Dane tekstu dla wyniku: 1
Identyfikator tekstu: IJPPAN_PolPr_GKa00039
Tytuł: Tam gdzie rosną kasztany
Wydawca: "Polskapresse". Oddział "Prasa Krakowska"
Źródło: Gazeta Krakowska
Kanał: #kanal_prasa_dziennik
Typ: #typ_publ
Autorzy: Grzegorz TABASZ,  
Data publikacji: 2001-08-10
Bliżej przyrody
Niedaleko Nowego Sącza, w Nawojowej znajduje się pałac Stadnickich. Jak każdy pałac posiada przepiękny, stary park. W jego centrum rośnie sobie okazały jadalny kasztan, który bardzo łatwo rozpoznać po leżących na ziemi kolczastych owocach, które na prawdę bardzo mocno kłują dłonie. Kto wie jak je upiec, może nazbierać jadalnych kasztanów, by potem jak w przysłowiu : wyciągać je z ognia... Muszę jednak Państwa uprzedzić, że kasztany które zaowocowały w naszym klimacie są takie jakieś marniutkie , chuderlawe i ledwo co do położenia na ząb. Można zaryzykować kulinarny eksperyment... To nie jedyna przyjemność odwiedzenia parku. Otoczenie pałacu to prawdziwy raj dla przyrodnika. Wśród starych i okazałych drzew rosną pomnikowe sosny, dęby i klony. Na pierwszy rzut oka można rozpoznać drzewa, które pochodzą z odległych kontynentów. Wspaniała daglezja czyli jedlica, której szpilki pachną pomarańczą, klika odmian magnolii (niestety, już przekwitły), wiciokrzewów, tulipanowiec.
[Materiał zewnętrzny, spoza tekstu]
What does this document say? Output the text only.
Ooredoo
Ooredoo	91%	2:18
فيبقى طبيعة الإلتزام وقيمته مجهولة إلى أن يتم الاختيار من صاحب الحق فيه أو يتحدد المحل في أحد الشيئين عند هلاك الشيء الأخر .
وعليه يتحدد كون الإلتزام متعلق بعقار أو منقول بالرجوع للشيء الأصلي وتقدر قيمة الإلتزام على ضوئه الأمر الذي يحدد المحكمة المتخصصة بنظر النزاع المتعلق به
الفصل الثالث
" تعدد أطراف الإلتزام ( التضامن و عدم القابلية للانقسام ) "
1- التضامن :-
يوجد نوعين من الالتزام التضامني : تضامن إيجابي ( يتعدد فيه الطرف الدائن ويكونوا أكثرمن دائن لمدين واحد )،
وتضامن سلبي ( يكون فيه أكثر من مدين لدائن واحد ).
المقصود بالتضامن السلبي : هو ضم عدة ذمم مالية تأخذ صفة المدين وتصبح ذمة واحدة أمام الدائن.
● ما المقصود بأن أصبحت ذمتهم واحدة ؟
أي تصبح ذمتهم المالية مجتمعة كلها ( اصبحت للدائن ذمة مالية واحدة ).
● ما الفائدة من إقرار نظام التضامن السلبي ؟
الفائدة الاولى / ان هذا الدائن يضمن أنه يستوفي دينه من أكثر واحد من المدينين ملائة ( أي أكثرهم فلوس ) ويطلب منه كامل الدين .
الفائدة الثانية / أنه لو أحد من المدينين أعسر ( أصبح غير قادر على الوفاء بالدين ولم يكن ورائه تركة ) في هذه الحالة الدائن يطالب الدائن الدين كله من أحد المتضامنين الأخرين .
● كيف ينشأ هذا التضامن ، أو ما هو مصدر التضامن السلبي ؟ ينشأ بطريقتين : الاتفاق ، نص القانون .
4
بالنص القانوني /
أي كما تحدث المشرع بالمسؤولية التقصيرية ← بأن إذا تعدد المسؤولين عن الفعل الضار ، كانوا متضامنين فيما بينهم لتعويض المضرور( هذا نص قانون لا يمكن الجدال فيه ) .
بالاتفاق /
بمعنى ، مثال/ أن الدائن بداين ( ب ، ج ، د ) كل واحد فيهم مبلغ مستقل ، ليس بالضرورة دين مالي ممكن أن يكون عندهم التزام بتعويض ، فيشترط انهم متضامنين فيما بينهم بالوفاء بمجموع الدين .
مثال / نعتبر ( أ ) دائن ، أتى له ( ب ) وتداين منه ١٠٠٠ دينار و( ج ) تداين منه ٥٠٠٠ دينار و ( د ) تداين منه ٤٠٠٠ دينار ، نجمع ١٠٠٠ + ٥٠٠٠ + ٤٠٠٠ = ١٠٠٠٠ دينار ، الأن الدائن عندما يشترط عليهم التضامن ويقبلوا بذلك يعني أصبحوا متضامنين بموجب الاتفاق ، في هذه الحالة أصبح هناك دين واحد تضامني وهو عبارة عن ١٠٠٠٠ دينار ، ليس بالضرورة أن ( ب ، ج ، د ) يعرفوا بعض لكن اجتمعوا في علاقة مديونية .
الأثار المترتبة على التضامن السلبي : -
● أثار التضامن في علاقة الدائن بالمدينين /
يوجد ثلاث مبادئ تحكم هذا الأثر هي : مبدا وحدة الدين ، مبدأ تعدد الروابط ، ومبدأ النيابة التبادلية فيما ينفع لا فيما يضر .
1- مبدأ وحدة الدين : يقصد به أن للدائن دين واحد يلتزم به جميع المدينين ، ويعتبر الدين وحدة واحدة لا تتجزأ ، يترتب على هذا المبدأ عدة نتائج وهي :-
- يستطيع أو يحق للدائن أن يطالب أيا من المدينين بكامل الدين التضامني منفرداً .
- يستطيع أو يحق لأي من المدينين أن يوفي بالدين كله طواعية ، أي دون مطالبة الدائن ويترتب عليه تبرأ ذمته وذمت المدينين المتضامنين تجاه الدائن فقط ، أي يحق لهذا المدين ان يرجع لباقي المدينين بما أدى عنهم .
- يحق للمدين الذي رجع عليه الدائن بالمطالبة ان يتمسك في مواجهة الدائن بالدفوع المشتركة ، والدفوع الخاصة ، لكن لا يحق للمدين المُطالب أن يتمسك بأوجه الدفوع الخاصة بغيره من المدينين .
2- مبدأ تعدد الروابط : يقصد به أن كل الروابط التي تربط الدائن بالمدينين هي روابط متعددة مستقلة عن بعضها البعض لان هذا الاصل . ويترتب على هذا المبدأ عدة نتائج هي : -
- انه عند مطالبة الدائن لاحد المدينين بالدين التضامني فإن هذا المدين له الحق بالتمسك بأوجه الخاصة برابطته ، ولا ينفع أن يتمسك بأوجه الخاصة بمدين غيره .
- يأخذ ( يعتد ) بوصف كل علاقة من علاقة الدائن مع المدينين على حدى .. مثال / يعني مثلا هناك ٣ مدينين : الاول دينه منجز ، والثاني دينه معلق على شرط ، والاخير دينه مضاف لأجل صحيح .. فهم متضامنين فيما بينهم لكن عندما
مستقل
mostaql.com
Zafascynowałem się tym ostatnim - drzewem pochodzącym z Ameryki Północnej, o kwiatach przypominających tulipany. Na drzewach zaś zatrzęsienie sikor, dzięciołów i wiewiórek, które darzą ludzi zaufaniem. Można wypocząć, obejrzeć pałac, pokarmić wiewiórki, poeksperymentować z kasztanami. Życzę bezpiecznego wyciągania kasztanów z ognia....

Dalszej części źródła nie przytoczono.